Performance of Frequently Used Interpolation Methods to Predict Spatial Distribution of Selected Soil Properties in an Agricultural Watershed in Ethiopia

Abstract

A soil map of a watershed provides a wealth of knowledge and can be vital for implementing site-specific soil managements. Hence, watershed-based soil assessment was conducted to select an optimum spatial interpolation method, while aiming for sustainable soil managements. Intensive soil sampling was undertaken to investigate the performance of ordinary kriging (OK), inverse distance weighting (IDW), and radial basis functions (RBF) for predicting the spatial distribution of soil texture, pH, soil organic carbon (SOC), and available phosphorus (AP). The 72 ha study area was divided into a 100 x 100 m grid and approximately at the center of each grid, topsoil samples (roughly from 10-25cm depth) were collected from over 75 locations across the entire watershed. The exponential and Gaussian models were best fitted in the semivariogram of measured soil.
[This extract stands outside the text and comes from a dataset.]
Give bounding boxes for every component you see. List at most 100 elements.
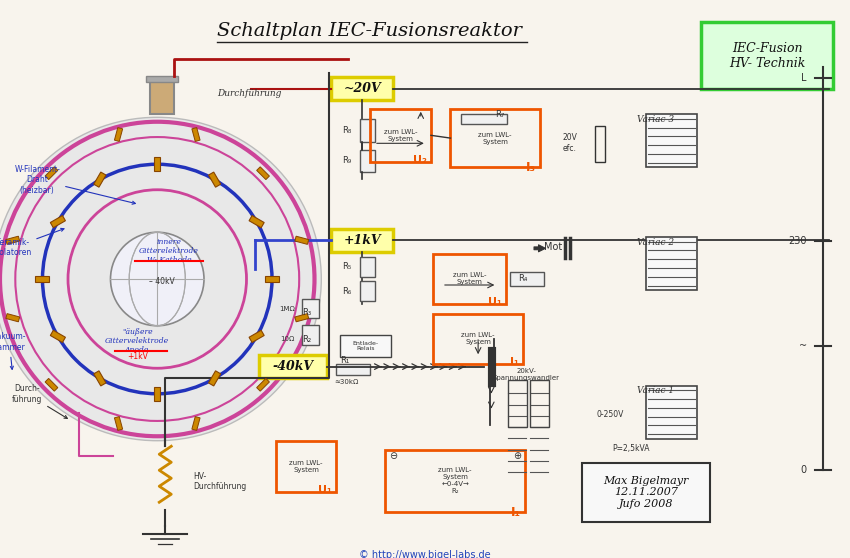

The performance of each interpolation method was assessed quantitatively in terms of Nash-Sutcliffe efficiency (E), coefficient of determination (R2), and index of agreement (d). The interpolated maps generated based on the highest value of E displayed OK was best performed for SOC and sand. RBF was most suitable for mapping of AP and clay, while IDW gave better results when applied to pH. The highest value of R2, E, and d (0.51, 0.51, and 0.83, respectively) resulted from the spatial interpolation of AP. Overall, the cross-validation statistics for each interpolation method showed there was no single method that significantly outperformed the others. Therefore, one of the interpolation methods could be applied for surface map generation in future studies of similar regions.